I was wandering down the street out of boredom – I hadn't pooped in awhile, and I was trying to shake something out. I looked down at some dirt that had been kicked up by something or other, and I noticed how similar dirt looks to shit. And it struck me – we are all LIVING ON A GIANT SHIT BALL!
This little epiphany was as grand as the first time I discovered poopies and their innumerable uses. So I decided that I should pay a proper homage to the poopie gods, by building them a shrine.

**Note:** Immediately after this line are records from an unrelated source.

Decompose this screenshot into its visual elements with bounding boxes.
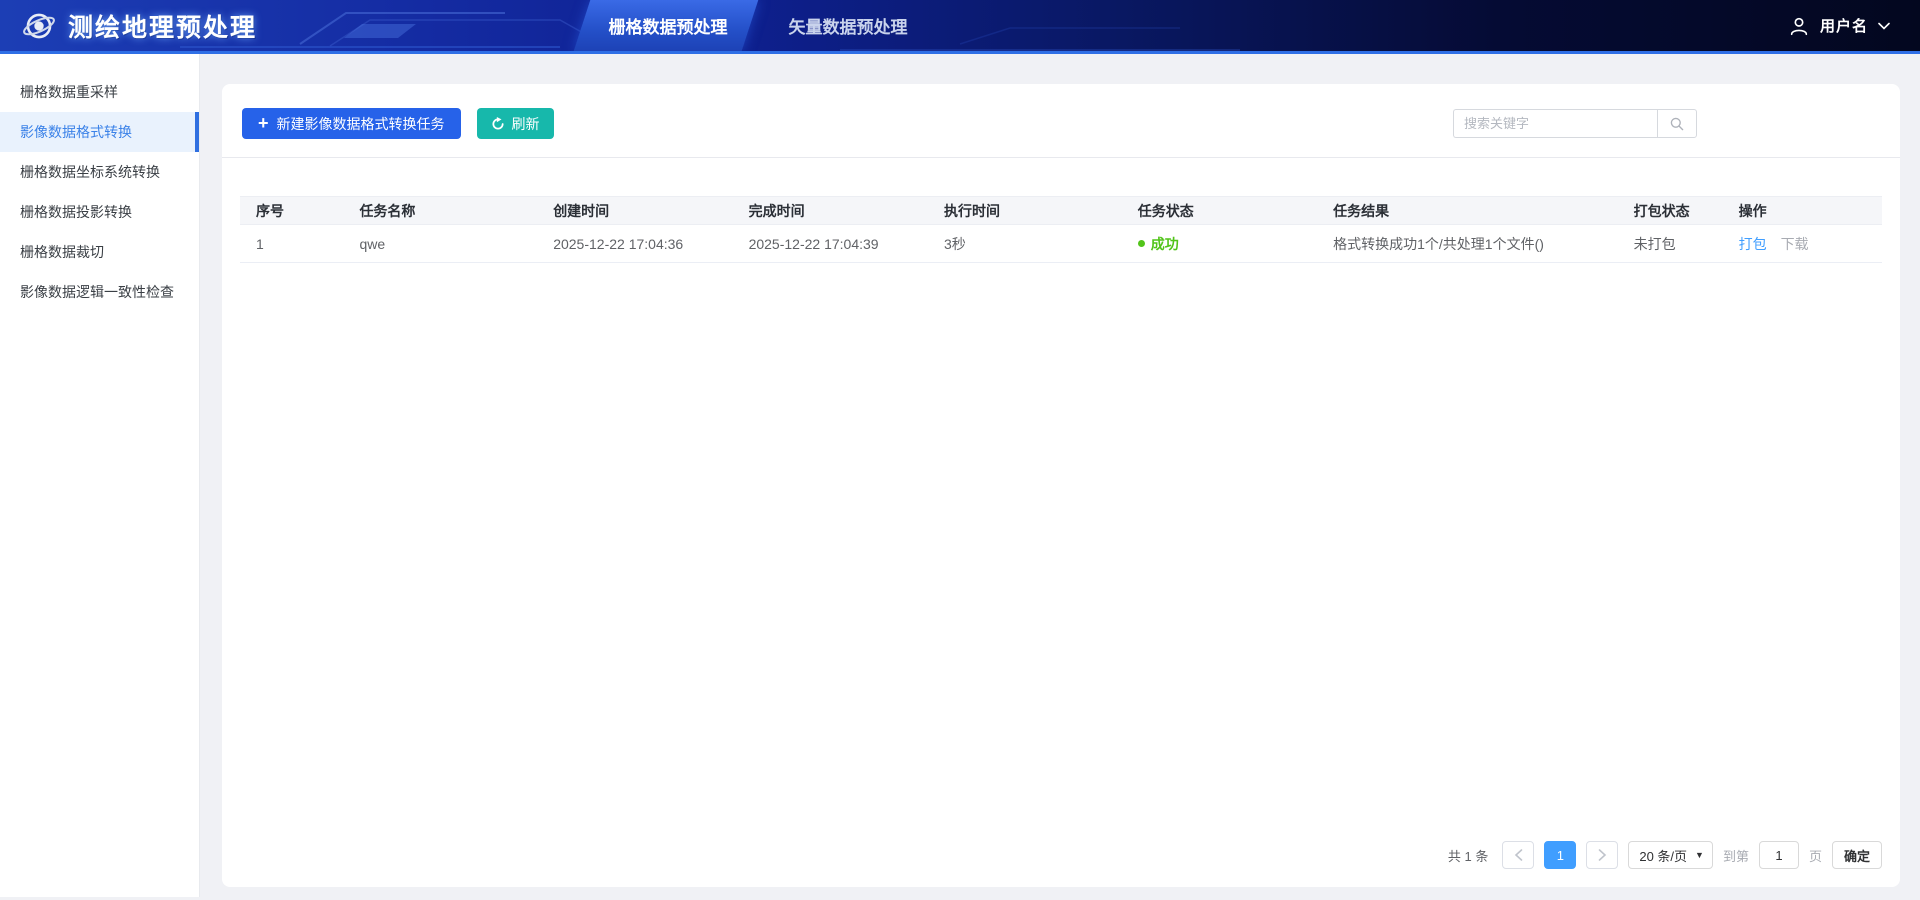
search-input[interactable] [1453,109,1657,138]
cell-task-status: 成功 [1122,225,1317,263]
new-task-label: 新建影像数据格式转换任务 [277,114,445,134]
tab-vector-preprocess[interactable]: 矢量数据预处理 [787,0,909,51]
pack-action-link[interactable]: 打包 [1739,236,1767,252]
chevron-down-icon [1878,22,1890,30]
table-row: 1 qwe 2025-12-22 17:04:36 2025-12-22 17:… [240,225,1882,263]
goto-page-input[interactable] [1759,841,1799,869]
page-size-select[interactable]: 20 条/页 ▼ [1628,841,1713,869]
user-menu[interactable]: 用户名 [1788,0,1890,51]
cell-task-name: qwe [343,225,537,263]
chevron-right-icon [1598,849,1607,861]
sidebar-item-raster-coordsys-convert[interactable]: 栅格数据坐标系统转换 [0,152,199,192]
search-button[interactable] [1657,109,1697,138]
status-text: 成功 [1151,234,1179,254]
status-badge: 成功 [1138,234,1317,254]
col-index: 序号 [240,197,343,225]
table-header-row: 序号 任务名称 创建时间 完成时间 执行时间 任务状态 任务结果 打包状态 操作 [240,197,1882,225]
col-finished-time: 完成时间 [733,197,928,225]
search-icon [1669,116,1685,132]
cell-pack-status: 未打包 [1618,225,1723,263]
col-actions: 操作 [1723,197,1882,225]
cell-task-result: 格式转换成功1个/共处理1个文件() [1317,225,1617,263]
next-page-button[interactable] [1586,841,1618,869]
search-group [1453,109,1697,138]
col-exec-time: 执行时间 [928,197,1122,225]
task-table-wrap: 序号 任务名称 创建时间 完成时间 执行时间 任务状态 任务结果 打包状态 操作 [222,196,1900,263]
chevron-left-icon [1514,849,1523,861]
col-created-time: 创建时间 [537,197,732,225]
col-task-result: 任务结果 [1317,197,1617,225]
pagination-total: 共 1 条 [1448,846,1488,865]
cell-created-time: 2025-12-22 17:04:36 [537,225,732,263]
sidebar-item-raster-resample[interactable]: 栅格数据重采样 [0,72,199,112]
tab-raster-preprocess[interactable]: 栅格数据预处理 [598,0,738,51]
page-number-button[interactable]: 1 [1544,841,1576,869]
refresh-button[interactable]: 刷新 [477,108,554,139]
col-task-name: 任务名称 [343,197,537,225]
cell-index: 1 [240,225,343,263]
goto-confirm-button[interactable]: 确定 [1832,841,1882,869]
new-task-button[interactable]: + 新建影像数据格式转换任务 [242,108,461,139]
app-header: 测绘地理预处理 栅格数据预处理 矢量数据预处理 用户名 [0,0,1920,54]
content-area: + 新建影像数据格式转换任务 刷新 [200,54,1920,897]
sidebar-item-image-logic-check[interactable]: 影像数据逻辑一致性检查 [0,272,199,312]
col-task-status: 任务状态 [1122,197,1317,225]
user-icon [1788,15,1810,37]
status-dot-icon [1138,240,1145,247]
goto-suffix-label: 页 [1809,846,1822,865]
download-action-link[interactable]: 下载 [1781,236,1809,252]
content-card: + 新建影像数据格式转换任务 刷新 [222,84,1900,887]
goto-prefix-label: 到第 [1723,846,1749,865]
page-size-label: 20 条/页 [1639,846,1687,865]
task-table: 序号 任务名称 创建时间 完成时间 执行时间 任务状态 任务结果 打包状态 操作 [240,196,1882,263]
cell-finished-time: 2025-12-22 17:04:39 [733,225,928,263]
cell-exec-time: 3秒 [928,225,1122,263]
toolbar-divider [222,157,1900,158]
sidebar-item-image-format-convert[interactable]: 影像数据格式转换 [0,112,199,152]
prev-page-button[interactable] [1502,841,1534,869]
sidebar-item-raster-clip[interactable]: 栅格数据裁切 [0,232,199,272]
sidebar-item-raster-projection-convert[interactable]: 栅格数据投影转换 [0,192,199,232]
refresh-label: 刷新 [512,114,540,134]
col-pack-status: 打包状态 [1618,197,1723,225]
main-layout: 栅格数据重采样 影像数据格式转换 栅格数据坐标系统转换 栅格数据投影转换 栅格数… [0,54,1920,897]
toolbar: + 新建影像数据格式转换任务 刷新 [222,84,1900,157]
pagination: 共 1 条 1 20 条/页 ▼ 到第 页 [222,841,1900,887]
plus-icon: + [258,114,269,132]
sidebar: 栅格数据重采样 影像数据格式转换 栅格数据坐标系统转换 栅格数据投影转换 栅格数… [0,54,200,897]
top-nav-tabs: 栅格数据预处理 矢量数据预处理 [0,0,1920,51]
cell-actions: 打包 下载 [1723,225,1882,263]
refresh-icon [491,117,505,131]
user-name: 用户名 [1820,15,1868,36]
select-caret-icon: ▼ [1695,850,1704,860]
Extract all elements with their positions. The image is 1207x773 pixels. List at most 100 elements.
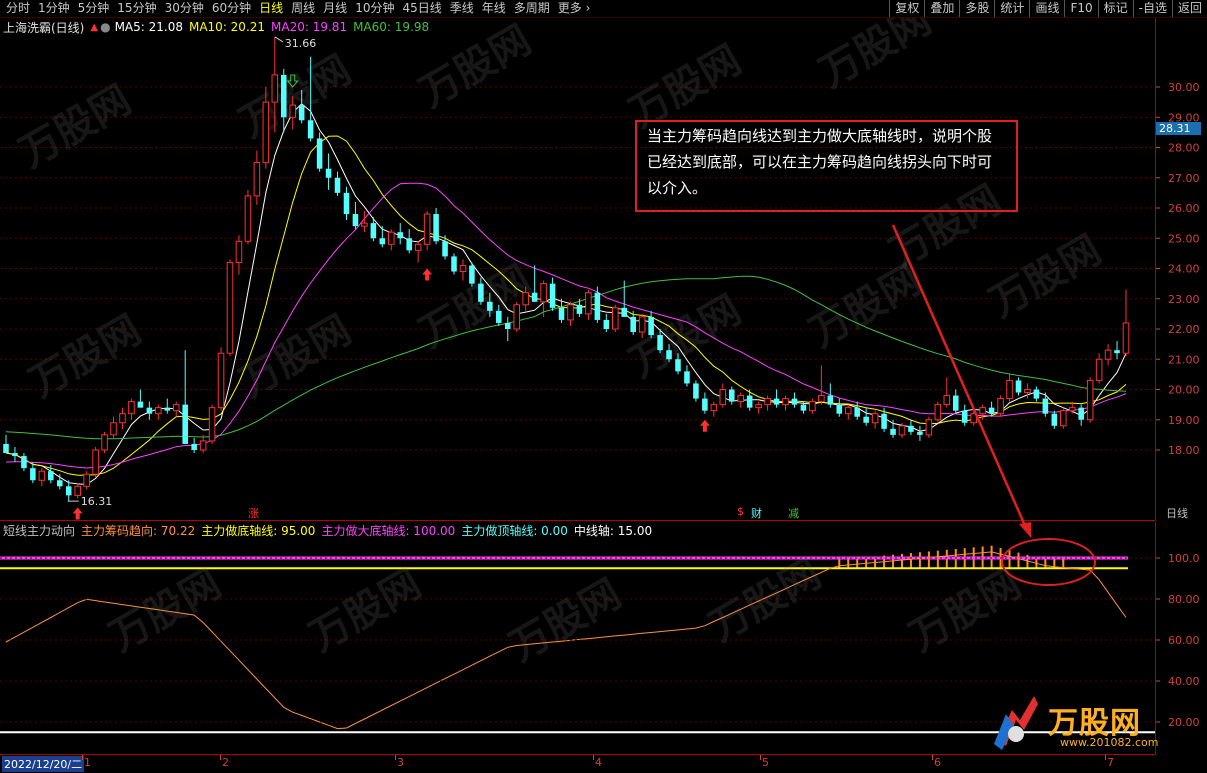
month-tick: [760, 755, 761, 760]
candle-body: [657, 335, 663, 351]
toolbar-button-1[interactable]: 叠加: [924, 0, 959, 17]
candle-body: [48, 471, 54, 481]
candle-body: [1060, 410, 1067, 427]
candle: [871, 410, 879, 429]
buy-arrow-icon: [422, 268, 433, 281]
site-logo: 万股网 www.201082.com: [990, 690, 1190, 752]
candle: [1104, 344, 1112, 366]
period-tabs: 分时 1分钟 5分钟 15分钟 30分钟 60分钟 日线 周线 月线 10分钟 45日线 季线 年线 多周…: [3, 0, 595, 17]
candle: [755, 401, 762, 414]
candle: [648, 310, 654, 339]
candle-body: [164, 407, 171, 411]
candle: [504, 316, 511, 342]
month-label: 1: [84, 756, 91, 769]
candle-body: [612, 307, 619, 330]
toolbar-button-8[interactable]: 返回: [1171, 0, 1207, 17]
period-tab-13[interactable]: 多周期: [511, 0, 555, 17]
candle-body: [567, 304, 574, 321]
candle: [12, 446, 18, 463]
candle-body: [226, 261, 234, 354]
candle: [388, 229, 395, 251]
candle-body: [675, 359, 681, 372]
candle-body: [522, 292, 529, 306]
candle-body: [110, 422, 117, 436]
low-label: 16.31: [81, 495, 113, 508]
period-tab-9[interactable]: 10分钟: [352, 0, 399, 17]
candle-body: [997, 398, 1004, 415]
candle-body: [585, 292, 592, 315]
candle-body: [549, 283, 556, 308]
watermark-text: 万股网: [502, 571, 629, 671]
period-tab-7[interactable]: 周线: [288, 0, 320, 17]
toolbar-button-0[interactable]: 复权: [889, 0, 924, 17]
candle: [719, 383, 727, 408]
candle-body: [809, 401, 816, 412]
toolbar-button-5[interactable]: F10: [1064, 0, 1097, 17]
candle: [83, 471, 90, 490]
candle-body: [217, 352, 225, 409]
candle-body: [289, 104, 296, 118]
candle: [827, 383, 834, 408]
candle-body: [423, 213, 431, 245]
buy-arrow-icon: [699, 419, 710, 432]
period-tab-10[interactable]: 45日线: [399, 0, 446, 17]
watermark-text: 万股网: [232, 307, 359, 407]
event-tag-jian[interactable]: 减: [788, 505, 799, 521]
candle-body: [925, 419, 933, 436]
price-tick-label: 19.00: [1168, 414, 1200, 427]
period-tab-12[interactable]: 年线: [479, 0, 511, 17]
period-tab-5[interactable]: 60分钟: [209, 0, 256, 17]
candle-body: [119, 413, 126, 424]
period-tab-0[interactable]: 分时: [3, 0, 35, 17]
indicator-chart[interactable]: 万股网 万股网 万股网 万股网 万股网: [0, 522, 1155, 762]
toolbar-button-3[interactable]: 统计: [994, 0, 1029, 17]
toolbar-button-2[interactable]: 多股: [959, 0, 994, 17]
event-tag-cai[interactable]: 财: [751, 505, 762, 521]
candle: [791, 392, 798, 408]
candle-body: [943, 395, 951, 406]
period-tab-4[interactable]: 30分钟: [162, 0, 209, 17]
watermark-text: 万股网: [702, 551, 829, 651]
candle-body: [844, 407, 852, 415]
candle-body: [451, 256, 457, 272]
candle: [997, 395, 1004, 417]
candle-body: [1078, 407, 1084, 420]
candle: [316, 132, 323, 172]
candle: [199, 434, 207, 454]
toolbar-button-7[interactable]: -自选: [1132, 0, 1172, 17]
candle-body: [1122, 322, 1130, 354]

I found a shovel, and dug up lots of dirt, so that I could arrange it into a giant poopie temple to the gods of all shit. As the time went by, all that manual labor gave me the rumblings, and pretty soon I was spurting poopies left and right. I dragged my ass on the ground, streaming out sweet, tasty, corny shit streams, returning my sacrifice to the Great Poopie Ball that spawned us all!
4 comments:
Now that's a religion I could get down with! It would unite the world! All hail Planet Shitball!
Mmm... a delicious planet i could roll around in and eat day in and out. Delicious planet of poop with a corn laden center!
Please tell me it worked right? I dont want to sumit it again if i do not have to! Either the blog glitced out or i am an idiot. the second option doesnt surprise me lol. thanks for a great blog!
@ Anonymous, thanks for the compliment!